Wednesday, November 5, 2008

My team sucks, but it is OK.

I had to make a choice; who would it be, McCain or Obama? It should be so easy: Obama. He is clearly more intellectual and more positive about the future. But I found my self looking for any reason not to vote for him. Was this just me being my contrarian self, wishing to go against the hordes around me saying that Obama was the messiah? Using the logic that goes something like this: if everyone is doing it, it must not be good, or was it something deeper? McCain after all is probably one of my all-time favorite politicians. He was and probably still is a maverick as much as a senator can be. He was a republican that actually took stands for the environment. He made his mistakes along the way but, much in the way that fortune favors the bold, if you step out on too many limbs, sooner or later they are going to break. Still the answer should have been easy. He had turned to the dark side; he was Anakan Skywalker under the influence of the Emperor. Things were getting complicated; emotions were replacing logic as a way to make decisions. Was I becoming no better than those I ridiculed for basing there choice on irrational unstudied emotion? It was like I was watching the Gators play the Seminoles for the national title. Why couldn’t one of them have just lost? It would make things easy, instead of being torn up by what you were and by what you would be. Growing up in family where everyone went to FSU, you become indoctrinated into rooting for them, but then you end up going to school at UF. All logic says that you should cheer the Gators on to victory; they are who you are and will be. Then why’s it is so hard and what makes anything about what team you cheer for logical? Maybe this was the key: logic is not important. It was time to step back and write my self in for president, logic be damned. They told me I was throwing away my vote, fore whatever that means. But if I had told them I was a fan of the Tampa Bay Rays before this year, they would never ask me why I don’t pick a team that has a chance of winning, now why should I start now.
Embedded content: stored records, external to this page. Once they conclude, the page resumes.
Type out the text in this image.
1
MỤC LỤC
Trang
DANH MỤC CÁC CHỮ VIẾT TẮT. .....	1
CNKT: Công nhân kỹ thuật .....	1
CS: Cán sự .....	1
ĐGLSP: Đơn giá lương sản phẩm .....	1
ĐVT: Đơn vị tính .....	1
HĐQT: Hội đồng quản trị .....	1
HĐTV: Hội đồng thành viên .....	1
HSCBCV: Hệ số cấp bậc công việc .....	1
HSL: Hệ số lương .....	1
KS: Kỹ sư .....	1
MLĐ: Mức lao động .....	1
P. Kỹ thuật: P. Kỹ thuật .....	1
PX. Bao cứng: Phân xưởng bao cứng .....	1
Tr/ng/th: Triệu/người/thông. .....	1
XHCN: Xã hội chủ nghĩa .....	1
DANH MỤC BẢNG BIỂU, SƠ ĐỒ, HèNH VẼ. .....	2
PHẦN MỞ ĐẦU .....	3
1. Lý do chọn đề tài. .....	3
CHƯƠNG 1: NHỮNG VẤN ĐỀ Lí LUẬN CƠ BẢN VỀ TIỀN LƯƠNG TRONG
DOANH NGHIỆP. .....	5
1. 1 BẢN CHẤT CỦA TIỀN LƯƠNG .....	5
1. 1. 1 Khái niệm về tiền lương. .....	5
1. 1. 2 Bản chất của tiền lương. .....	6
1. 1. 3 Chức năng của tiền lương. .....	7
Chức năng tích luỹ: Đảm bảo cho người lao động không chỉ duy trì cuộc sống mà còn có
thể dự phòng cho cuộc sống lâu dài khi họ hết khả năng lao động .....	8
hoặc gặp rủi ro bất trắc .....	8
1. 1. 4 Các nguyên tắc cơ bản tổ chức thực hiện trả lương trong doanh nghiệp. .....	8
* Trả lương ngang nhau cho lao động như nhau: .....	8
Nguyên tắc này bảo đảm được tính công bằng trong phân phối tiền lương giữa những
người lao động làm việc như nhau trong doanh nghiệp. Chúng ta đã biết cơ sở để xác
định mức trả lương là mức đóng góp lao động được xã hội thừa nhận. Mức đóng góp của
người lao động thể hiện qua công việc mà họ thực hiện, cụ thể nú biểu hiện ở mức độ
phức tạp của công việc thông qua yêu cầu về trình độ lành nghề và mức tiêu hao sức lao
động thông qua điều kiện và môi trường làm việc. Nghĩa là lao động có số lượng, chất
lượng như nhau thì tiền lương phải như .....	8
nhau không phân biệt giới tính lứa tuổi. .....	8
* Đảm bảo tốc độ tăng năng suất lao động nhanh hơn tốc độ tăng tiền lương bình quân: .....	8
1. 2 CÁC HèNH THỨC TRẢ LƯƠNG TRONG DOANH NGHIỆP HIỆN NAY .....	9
I think that had written this a week earlier it would have gone something like this letter to the editor by Josh Burkard:

This political season has been tough for me. So far, I’ve avoided thinking about it by focusing on giving congressional offices an earful about the $700 billion they just flushed down the toilet.

Eventually, I had to make a choice. Both candidates seem to want to repeat the mistakes of the Great Depression, but my friends urged me not to “throw my vote away” on a third party. I didn’t know what to do, and I started to feel a little distraught.

Then I saw the ObamaBot and realized I was overthinking things.
I need to be more like that robot. Waving signs. Spouting prerecorded sound bites. After all, this is a movement, and everyone wants to be a part of something big.

Who could argue with the thousands of stickers and signs on campus? It’s time for me to stop worrying about empty political promises or the $35,000 of debt each of us owes.

It’s time to join the winning team.


At this point I could show the logic and the science behind why we desire to be part of a group and expand on the values of voting for third party, but why? Does it even matter? So join the crowd I will if only to see my team go down in defeat. Sometimes the loudest supporters come for the team that knows they are not going to win and they are happy with that. Just ask the fans of the Werner Southern basketball team.

In an ending note I wonder if when things have all been said and done, McCain will end up just like Anaka/Darth Vader and kill the Emperor or will he end up being another puppet of the Emperor.